Notice that Mill uses supply and demand to explain the prices of only those commodities that cannot be (re)produced - here is where that distinction stated by Ricardo comes in. But Mill stretches this exceptional case further than others had.

7 comments:

YouNotSneaky! said...

"The distinction between market and natural prices apparently goes back to William Petty"

If you include the interest rate in prices then I'm sure this goes back to at least St. Thomas Aquinas.

Robert Vienneau said...

Based on secondary literature, I doubt it. Just prices and natural prices are distinct concepts.

Gabriel M said...

Robert,

Fair enough, but I think we now better know under which conditions relative prices are determined by constant returns and finite quantities supplied under competition alone. (I.e. what price vectors are consistent with no (excess) profit.) --

Some people do happen to think that the restrictions required for these results make them irrelevant to the analysis of contemporary economies. You think the same of neoclassical models. How can we settle this?

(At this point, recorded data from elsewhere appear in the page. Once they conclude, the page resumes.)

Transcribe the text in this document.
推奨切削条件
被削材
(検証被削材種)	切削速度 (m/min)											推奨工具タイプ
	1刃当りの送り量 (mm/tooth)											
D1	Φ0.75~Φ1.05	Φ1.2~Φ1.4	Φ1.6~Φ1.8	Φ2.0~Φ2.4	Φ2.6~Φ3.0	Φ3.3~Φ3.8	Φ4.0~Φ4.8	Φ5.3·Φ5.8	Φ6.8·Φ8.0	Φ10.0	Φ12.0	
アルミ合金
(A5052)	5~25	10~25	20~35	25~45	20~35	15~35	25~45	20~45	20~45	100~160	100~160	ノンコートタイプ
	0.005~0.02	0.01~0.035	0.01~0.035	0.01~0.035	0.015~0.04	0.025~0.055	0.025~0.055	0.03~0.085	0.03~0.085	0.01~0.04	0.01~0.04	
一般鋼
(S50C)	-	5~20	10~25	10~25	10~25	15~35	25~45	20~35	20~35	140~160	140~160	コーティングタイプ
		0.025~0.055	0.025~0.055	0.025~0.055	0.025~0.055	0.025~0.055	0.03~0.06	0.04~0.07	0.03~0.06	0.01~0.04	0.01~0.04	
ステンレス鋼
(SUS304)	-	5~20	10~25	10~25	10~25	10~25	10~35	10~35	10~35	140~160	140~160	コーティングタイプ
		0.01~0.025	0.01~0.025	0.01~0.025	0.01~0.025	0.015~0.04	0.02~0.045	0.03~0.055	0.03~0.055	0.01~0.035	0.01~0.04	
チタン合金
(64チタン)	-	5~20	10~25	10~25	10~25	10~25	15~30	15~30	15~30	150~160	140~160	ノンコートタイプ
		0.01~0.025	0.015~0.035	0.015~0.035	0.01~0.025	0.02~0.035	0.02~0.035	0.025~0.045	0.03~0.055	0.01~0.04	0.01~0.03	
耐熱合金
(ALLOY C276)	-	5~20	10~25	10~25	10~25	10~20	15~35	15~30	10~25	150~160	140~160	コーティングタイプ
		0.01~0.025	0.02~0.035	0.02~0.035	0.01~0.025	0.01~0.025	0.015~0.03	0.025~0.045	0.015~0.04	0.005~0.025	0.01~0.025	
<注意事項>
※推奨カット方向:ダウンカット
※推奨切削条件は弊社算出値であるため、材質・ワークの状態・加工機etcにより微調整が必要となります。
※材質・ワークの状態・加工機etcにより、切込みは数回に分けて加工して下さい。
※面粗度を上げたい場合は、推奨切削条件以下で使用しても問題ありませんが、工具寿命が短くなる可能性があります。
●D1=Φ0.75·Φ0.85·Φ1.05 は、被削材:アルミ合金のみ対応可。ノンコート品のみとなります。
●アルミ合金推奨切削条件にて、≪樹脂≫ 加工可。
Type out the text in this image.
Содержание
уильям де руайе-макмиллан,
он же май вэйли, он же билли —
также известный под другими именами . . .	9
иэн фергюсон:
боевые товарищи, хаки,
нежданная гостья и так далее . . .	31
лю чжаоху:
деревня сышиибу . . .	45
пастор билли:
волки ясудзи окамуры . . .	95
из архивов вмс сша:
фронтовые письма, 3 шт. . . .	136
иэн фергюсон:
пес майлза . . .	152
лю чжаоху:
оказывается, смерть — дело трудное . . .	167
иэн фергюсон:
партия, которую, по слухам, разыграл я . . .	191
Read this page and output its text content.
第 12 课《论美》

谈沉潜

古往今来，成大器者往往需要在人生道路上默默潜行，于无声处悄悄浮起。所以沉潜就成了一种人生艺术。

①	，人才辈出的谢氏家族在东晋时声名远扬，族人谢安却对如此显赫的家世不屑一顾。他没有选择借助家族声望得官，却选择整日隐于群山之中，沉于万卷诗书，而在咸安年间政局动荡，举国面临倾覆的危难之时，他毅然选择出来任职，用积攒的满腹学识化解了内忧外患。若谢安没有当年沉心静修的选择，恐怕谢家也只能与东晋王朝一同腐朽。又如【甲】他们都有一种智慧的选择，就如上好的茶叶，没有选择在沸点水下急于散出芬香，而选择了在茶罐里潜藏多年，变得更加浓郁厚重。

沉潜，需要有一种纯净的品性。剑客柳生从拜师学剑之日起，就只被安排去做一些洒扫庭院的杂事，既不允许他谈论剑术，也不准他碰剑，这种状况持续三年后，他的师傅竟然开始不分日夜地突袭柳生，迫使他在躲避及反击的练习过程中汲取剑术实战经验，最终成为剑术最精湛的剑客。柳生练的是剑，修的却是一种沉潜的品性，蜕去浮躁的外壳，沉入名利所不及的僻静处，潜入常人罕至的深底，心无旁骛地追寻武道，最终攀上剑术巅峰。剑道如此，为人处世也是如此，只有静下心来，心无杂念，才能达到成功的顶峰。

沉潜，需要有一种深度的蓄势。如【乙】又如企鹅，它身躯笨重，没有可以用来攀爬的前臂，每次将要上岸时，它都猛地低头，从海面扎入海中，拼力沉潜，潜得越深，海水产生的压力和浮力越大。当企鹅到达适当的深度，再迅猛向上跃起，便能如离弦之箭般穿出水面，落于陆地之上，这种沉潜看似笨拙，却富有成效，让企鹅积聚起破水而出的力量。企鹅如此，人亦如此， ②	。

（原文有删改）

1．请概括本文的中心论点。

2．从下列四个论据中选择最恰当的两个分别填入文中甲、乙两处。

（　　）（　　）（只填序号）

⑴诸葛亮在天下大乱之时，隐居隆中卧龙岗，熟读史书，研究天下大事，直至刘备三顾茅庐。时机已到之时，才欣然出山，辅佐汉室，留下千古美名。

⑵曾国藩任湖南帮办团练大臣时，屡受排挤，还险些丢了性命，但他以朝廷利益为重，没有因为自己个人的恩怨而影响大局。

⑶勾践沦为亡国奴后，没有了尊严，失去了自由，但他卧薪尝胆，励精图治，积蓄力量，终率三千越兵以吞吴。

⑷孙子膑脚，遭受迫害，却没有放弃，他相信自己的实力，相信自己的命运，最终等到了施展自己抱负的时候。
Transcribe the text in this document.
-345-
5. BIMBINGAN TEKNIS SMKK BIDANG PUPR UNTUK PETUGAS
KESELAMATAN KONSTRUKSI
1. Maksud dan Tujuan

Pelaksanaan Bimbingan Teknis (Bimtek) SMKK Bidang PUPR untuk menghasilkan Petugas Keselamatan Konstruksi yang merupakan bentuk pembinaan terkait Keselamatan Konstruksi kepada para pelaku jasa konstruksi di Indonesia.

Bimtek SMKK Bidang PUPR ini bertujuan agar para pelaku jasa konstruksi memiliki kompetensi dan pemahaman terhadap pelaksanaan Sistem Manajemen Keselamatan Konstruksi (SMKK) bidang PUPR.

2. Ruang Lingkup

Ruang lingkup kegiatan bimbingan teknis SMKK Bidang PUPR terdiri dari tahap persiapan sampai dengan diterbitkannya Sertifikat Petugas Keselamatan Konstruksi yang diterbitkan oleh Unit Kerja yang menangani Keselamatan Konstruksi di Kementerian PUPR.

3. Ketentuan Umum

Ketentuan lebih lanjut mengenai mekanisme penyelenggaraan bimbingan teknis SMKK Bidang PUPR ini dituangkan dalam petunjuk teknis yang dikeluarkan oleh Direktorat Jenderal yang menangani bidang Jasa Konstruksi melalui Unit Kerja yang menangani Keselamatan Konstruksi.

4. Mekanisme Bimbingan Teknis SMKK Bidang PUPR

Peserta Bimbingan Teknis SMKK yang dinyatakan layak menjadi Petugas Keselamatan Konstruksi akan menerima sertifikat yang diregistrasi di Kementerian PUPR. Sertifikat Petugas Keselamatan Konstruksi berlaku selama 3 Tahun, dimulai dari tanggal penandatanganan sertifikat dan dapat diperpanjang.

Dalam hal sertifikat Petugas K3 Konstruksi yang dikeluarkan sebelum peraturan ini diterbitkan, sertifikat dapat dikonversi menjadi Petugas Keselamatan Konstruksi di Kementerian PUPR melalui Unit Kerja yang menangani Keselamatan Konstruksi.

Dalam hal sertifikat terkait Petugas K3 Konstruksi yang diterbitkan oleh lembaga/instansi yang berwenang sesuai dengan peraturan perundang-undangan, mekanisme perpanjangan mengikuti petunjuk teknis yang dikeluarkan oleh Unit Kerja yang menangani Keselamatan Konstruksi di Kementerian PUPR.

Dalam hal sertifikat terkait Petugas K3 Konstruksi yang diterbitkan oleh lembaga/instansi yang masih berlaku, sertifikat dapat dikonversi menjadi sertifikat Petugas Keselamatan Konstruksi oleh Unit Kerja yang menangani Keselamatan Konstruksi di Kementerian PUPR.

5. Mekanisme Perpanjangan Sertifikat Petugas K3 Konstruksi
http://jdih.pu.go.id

Btw, what do you think of Samuelson's Sraffa's Other Leg which deals largely with the subject of this post?

Robert Vienneau said...

The classical theory of value makes no assumptions on returns to scale. Nobody can state assumptions or restrictions on tastes, technology, or endowments - the data of multigood neoclassical models - that rule out Sraffa effects.

I don't think what Gabriel says I think.

Gabriel M said...

My comment was strictly related to the conditions under which supply alone determined prices. (E.g. the non-substitution theorem.)

This is precisely why I was curious about your views on Samuelson's article, which discusses head-on these particular cases of cost-determined price, if that's the right thing to call it.

The labor theory of value need not enter the discussion.

I have no interest in "Sraffa effects" at this point, unless these are causing the result in question.

Robert Vienneau said...

In the classical theory of value, "supply" alone does not determine prices. Natural prices are determined for a level of effectual demand. (See the Adam Smith quote in the original post.)

One might claim that for "neoclassical models" to be relevant "to the analysis of contemporary economies", they must exclude Sraffa effects. "Sraffa effects" is a generic term to include reswitching, reverse capital deepening, price Wicksell effects that go in a direction counter to outdated neoclassical intuition, etc. I took Gabriel to be saying I doubt the restrictions or assumptions needed to rule out Sraffa effects. But I do not think so, since no such assumptions have been stated.

I am away from my library and will not comment on Samuelson here.

Gabriel M said...

Oh, I understand what you mean now, (I think!). Thanks!

The emphasis I was missing was on "natural". Oh, well, back to square 1.

Btw, regarding Samuelson, beyond the Leg paper, there's his 59 paper referenced there. Your comments on both of them would be most interesting! (I see there are quite a few replies to the 59 paper, I forget its name.)